According to recent figures from the Council of Mortgage Lenders buy to let loans increased by 16% in the third quarter of the year and accounted for 12% of all house purchase loans.
The current shortage of housing stock, further compounded by fewer sellers in the market, has increased competition for the best properties meaning that landlords are increasing going for properties which need work.
RICS is warning that older properties could need a lot more than redecorating or a new bathroom. Private landlords need to know what they are buying in case they get a nasty surprise.
Typical building or structural faults include dry rot, blocked drains, rising damp, fractured support beams and subsidence. According to the Building Cost Information Service (BCIS), private landlords could end up paying tens of thousands to resolve faults. For a four bedroom house, a significant damp problem could cost anything up to £28,000 to repair and prevent from happening again, while subsidence could cost around £24,000 to correct.
‘Landlords could be without a tenant for several months while repairs are being carried out and it could be even longer if subsidence is discovered,’ said David Dalby, RICS director of residential.
‘Estate Agents act for the seller and will not be able to advise purchasers on possible defects, and most of the time will be unaware of any issues with the property anyway. We are warning private landlords to know what they are buying and are advising agents to recommend surveys to all their clients,’ he explained.
Landlords are advised to request a Condition Report, Homebuyer Survey and Valuation or a Building Survey from a RICS accredited surveyor before completing on a property.
The Condition Report provides a basic overview of the condition of the property, highlighting areas of major concern. Homebuyer Survey and Valuation is most suitable for properties that are in reasonable condition. It provides a concise report detailing any significant problems that could make a difference to the value of a property.
Building Surveys provide a detailed report on a property’s construction and condition, and is particularly useful if the property is dilapidated, has been extensively altered or if the landlord is planning a major conversion or renovation.

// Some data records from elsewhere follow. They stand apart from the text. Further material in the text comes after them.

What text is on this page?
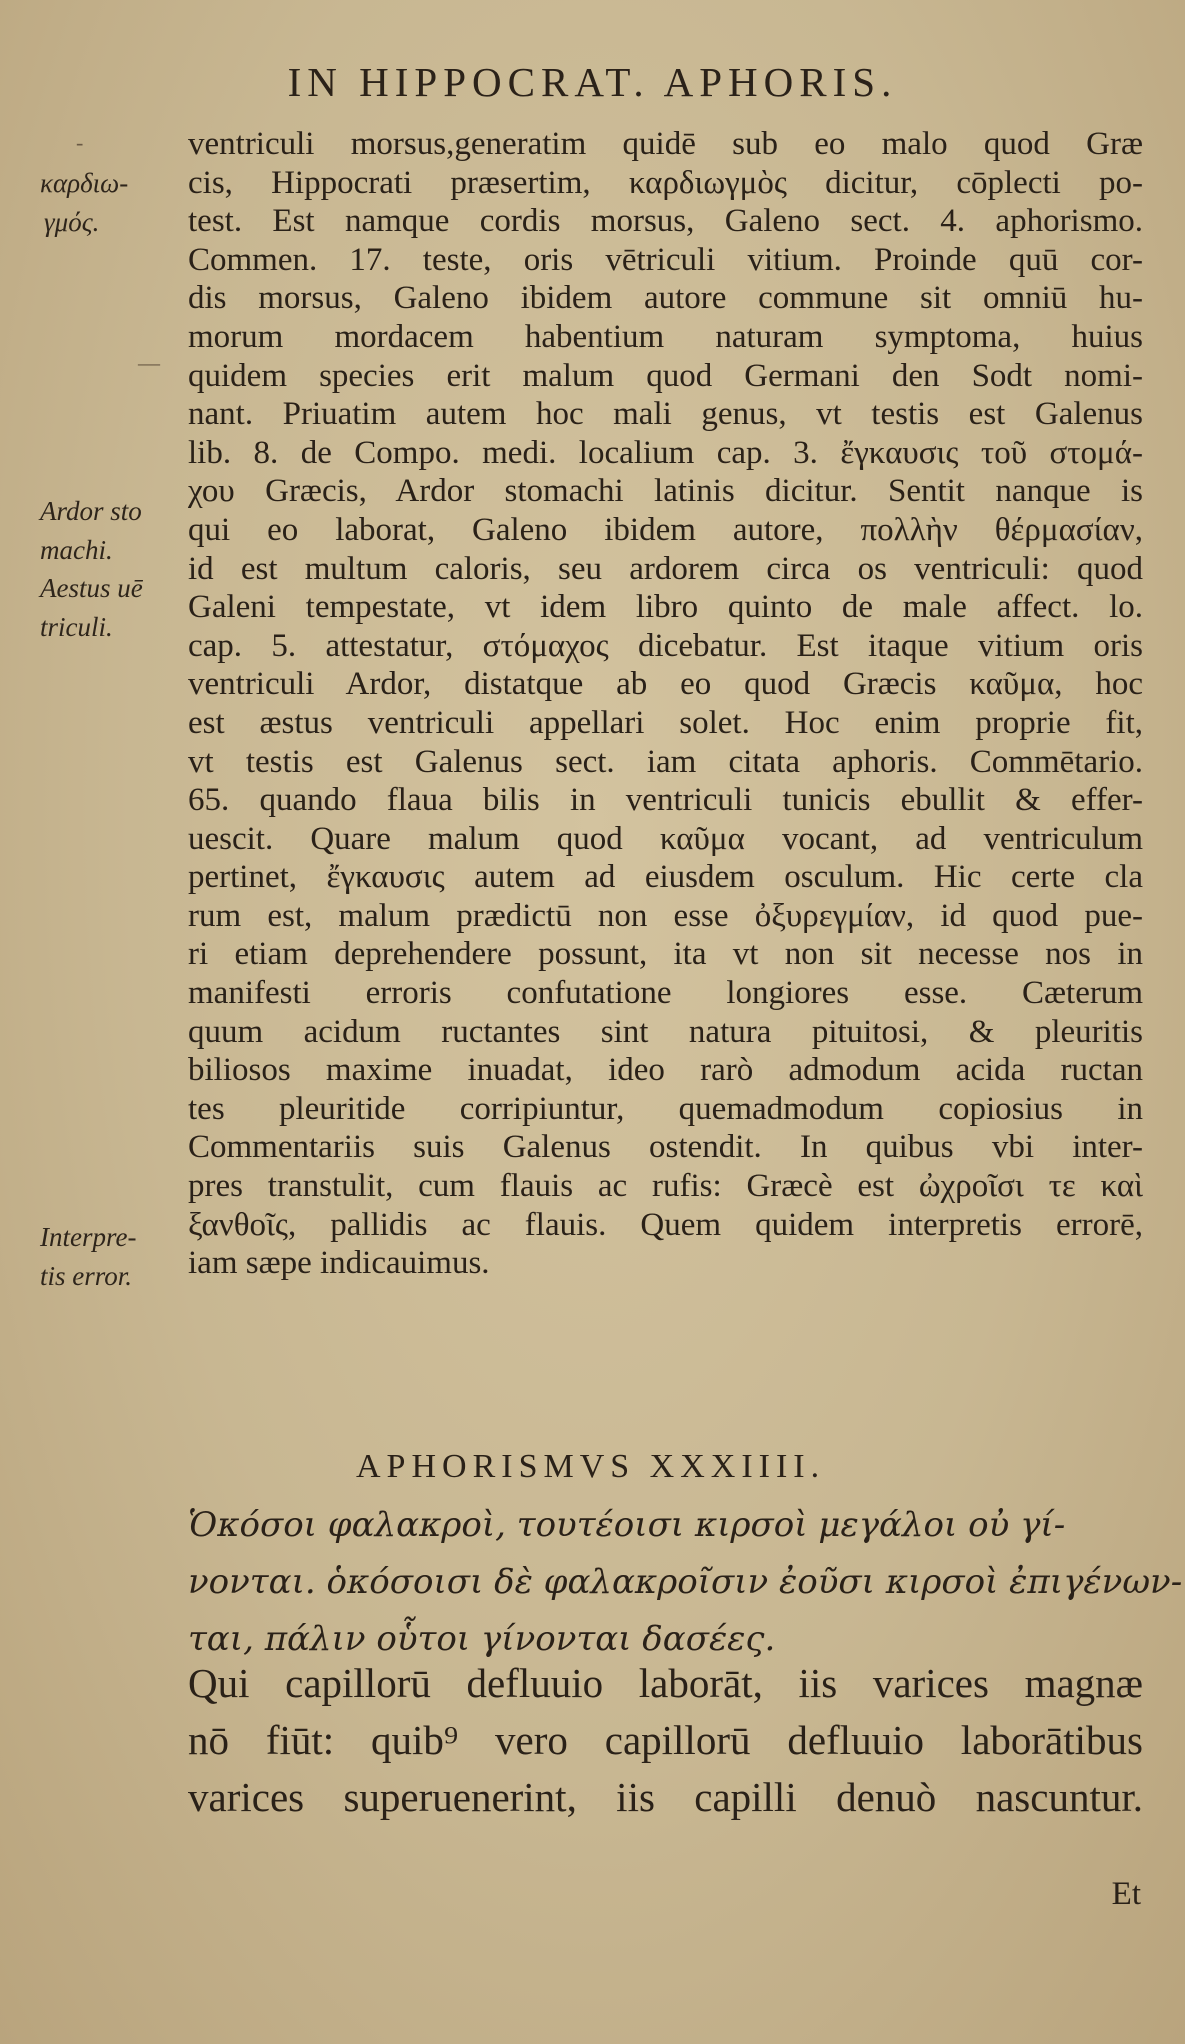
IN HIPPOCRAT. APHORIS.
-
—
καρδιω-
γμός.
Ardor sto
machi.
Aestus uē
triculi.
Interpre-
tis error.
ventriculi morsus,generatim quidē sub eo malo quod Græ
cis, Hippocrati præsertim, καρδιωγμὸς dicitur, cōplecti po-
test. Est namque cordis morsus, Galeno sect. 4. aphorismo.
Commen. 17. teste, oris vētriculi vitium. Proinde quū cor-
dis morsus, Galeno ibidem autore commune sit omniū hu-
morum mordacem habentium naturam symptoma, huius
quidem species erit malum quod Germani den Sodt nomi-
nant. Priuatim autem hoc mali genus, vt testis est Galenus
lib. 8. de Compo. medi. localium cap. 3. ἔγκαυσις τοῦ στομά-
χου Græcis, Ardor stomachi latinis dicitur. Sentit nanque is
qui eo laborat, Galeno ibidem autore, πολλὴν θέρμασίαν,
id est multum caloris, seu ardorem circa os ventriculi: quod
Galeni tempestate, vt idem libro quinto de male affect. lo.
cap. 5. attestatur, στόμαχος dicebatur. Est itaque vitium oris
ventriculi Ardor, distatque ab eo quod Græcis καῦμα, hoc
est æstus ventriculi appellari solet. Hoc enim proprie fit,
vt testis est Galenus sect. iam citata aphoris. Commētario.
65. quando flaua bilis in ventriculi tunicis ebullit & effer-
uescit. Quare malum quod καῦμα vocant, ad ventriculum
pertinet, ἔγκαυσις autem ad eiusdem osculum. Hic certe cla
rum est, malum prædictū non esse ὀξυρεγμίαν, id quod pue-
ri etiam deprehendere possunt, ita vt non sit necesse nos in
manifesti erroris confutatione longiores esse. Cæterum
quum acidum ructantes sint natura pituitosi, & pleuritis
biliosos maxime inuadat, ideo rarò admodum acida ructan
tes pleuritide corripiuntur, quemadmodum copiosius in
Commentariis suis Galenus ostendit. In quibus vbi inter-
pres transtulit, cum flauis ac rufis: Græcè est ὠχροῖσι τε καὶ
ξανθοῖς, pallidis ac flauis. Quem quidem interpretis errorē,
iam sæpe indicauimus.
APHORISMVS XXXIIII.
Ὁκόσοι φαλακροὶ, τουτέοισι κιρσοὶ μεγάλοι οὐ γί-
νονται. ὁκόσοισι δὲ φαλακροῖσιν ἐοῦσι κιρσοὶ ἐπιγένων-
ται, πάλιν οὗτοι γίνονται δασέες.
Qui capillorū defluuio laborāt, iis varices magnæ
nō fiūt: quib⁹ vero capillorū defluuio laborātibus
varices superuenerint, iis capilli denuò nascuntur.
Et
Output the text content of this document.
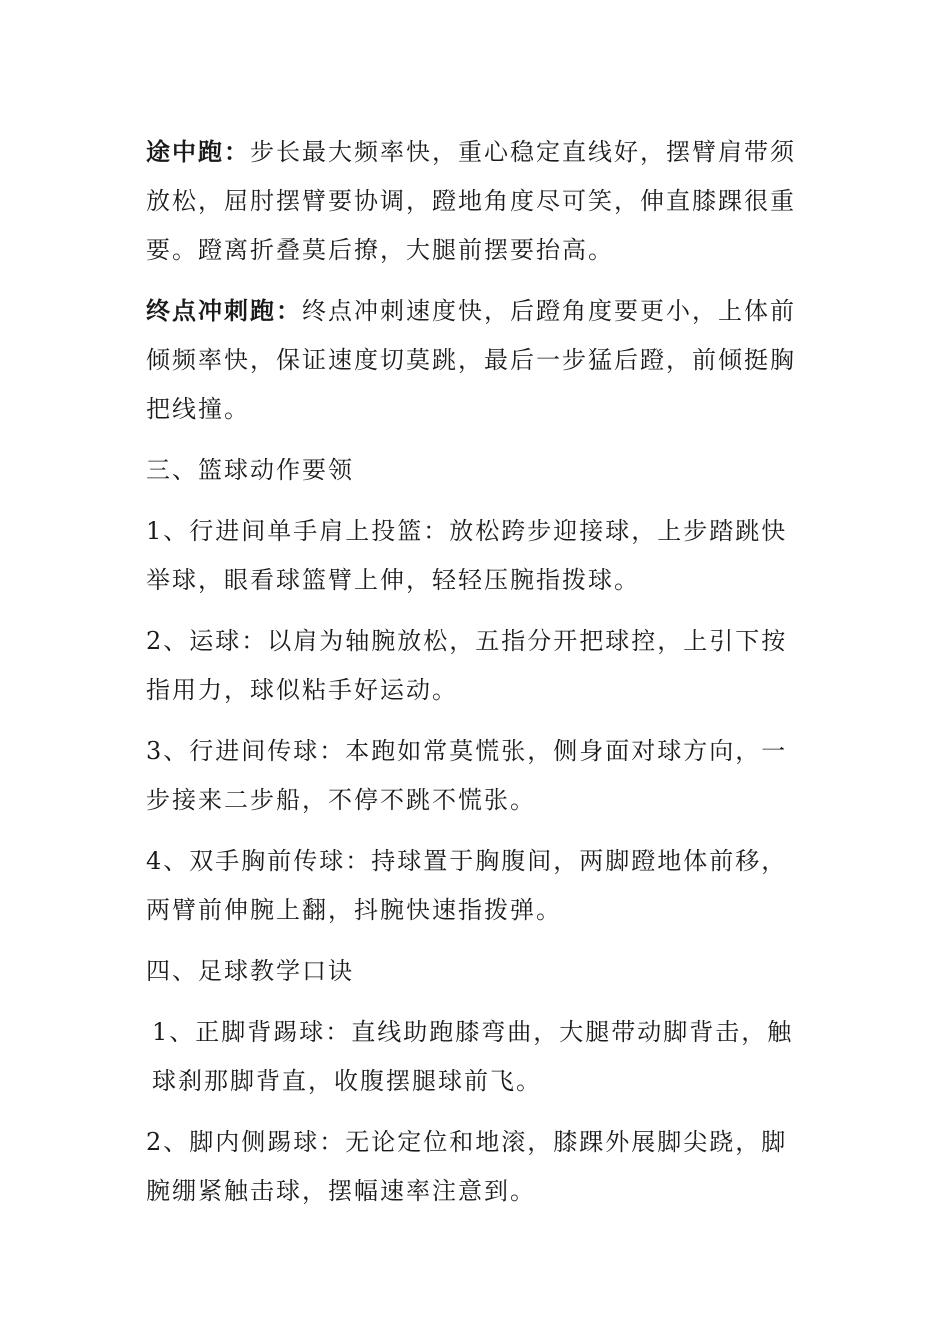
途中跑：步长最大频率快，重心稳定直线好，摆臂肩带须放松，屈肘摆臂要协调，蹬地角度尽可笑，伸直膝踝很重要。蹬离折叠莫后撩，大腿前摆要抬高。

终点冲刺跑：终点冲刺速度快，后蹬角度要更小，上体前倾频率快，保证速度切莫跳，最后一步猛后蹬，前倾挺胸把线撞。

三、篮球动作要领

1、行进间单手肩上投篮：放松跨步迎接球，上步踏跳快举球，眼看球篮臂上伸，轻轻压腕指拨球。

2、运球：以肩为轴腕放松，五指分开把球控，上引下按指用力，球似粘手好运动。

3、行进间传球：本跑如常莫慌张，侧身面对球方向，一步接来二步船，不停不跳不慌张。

4、双手胸前传球：持球置于胸腹间，两脚蹬地体前移，两臂前伸腕上翻，抖腕快速指拨弹。

四、足球教学口诀

1、正脚背踢球：直线助跑膝弯曲，大腿带动脚背击，触球刹那脚背直，收腹摆腿球前飞。

2、脚内侧踢球：无论定位和地滚，膝踝外展脚尖跷，脚腕绷紧触击球，摆幅速率注意到。
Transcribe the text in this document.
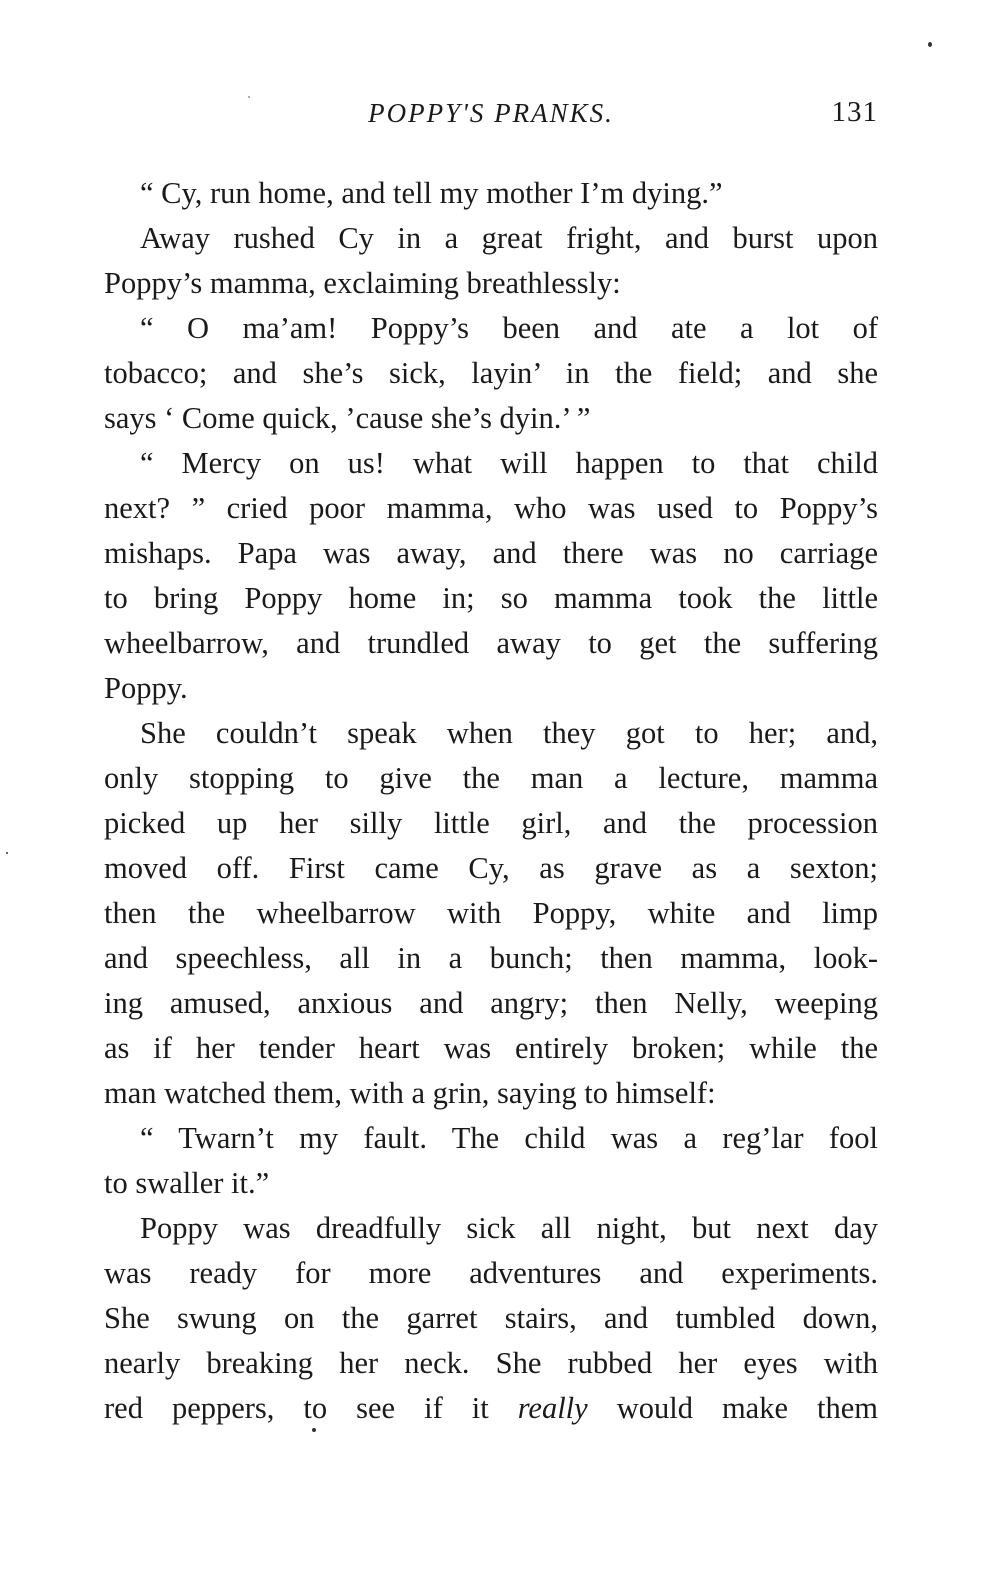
POPPY'S PRANKS.	131
“ Cy, run home, and tell my mother I’m dying.”
Away rushed Cy in a great fright, and burst upon
Poppy’s mamma, exclaiming breathlessly:
“ O ma’am! Poppy’s been and ate a lot of
tobacco; and she’s sick, layin’ in the field; and she
says ‘ Come quick, ’cause she’s dyin.’ ”
“ Mercy on us! what will happen to that child
next? ” cried poor mamma, who was used to Poppy’s
mishaps. Papa was away, and there was no carriage
to bring Poppy home in; so mamma took the little
wheelbarrow, and trundled away to get the suffering
Poppy.
She couldn’t speak when they got to her; and,
only stopping to give the man a lecture, mamma
picked up her silly little girl, and the procession
moved off. First came Cy, as grave as a sexton;
then the wheelbarrow with Poppy, white and limp
and speechless, all in a bunch; then mamma, look-
ing amused, anxious and angry; then Nelly, weeping
as if her tender heart was entirely broken; while the
man watched them, with a grin, saying to himself:
“ Twarn’t my fault. The child was a reg’lar fool
to swaller it.”
Poppy was dreadfully sick all night, but next day
was ready for more adventures and experiments.
She swung on the garret stairs, and tumbled down,
nearly breaking her neck. She rubbed her eyes with
red peppers, to see if it really would make them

Condition Reports start from around £200, a Homebuyer Survey and Valuation will cost landlords around £400 with a Building Survey costing from £700.
‘The cost of a survey is a small price to pay for peace of mind and will prevent landlords from being hit with unforeseen costs. Surveys can even be used to negotiate the sale price if any significant faults are discovered. Landlords who show surveys to insurers are also likely to benefit from lower buildings insurance premiums,’ explained Dalby.
‘RICS surveyors are closely regulated and are required to have professional indemnity insurance which helps to protect landlords if the surveyor fails to detect a fault which later becomes apparent,’ he added.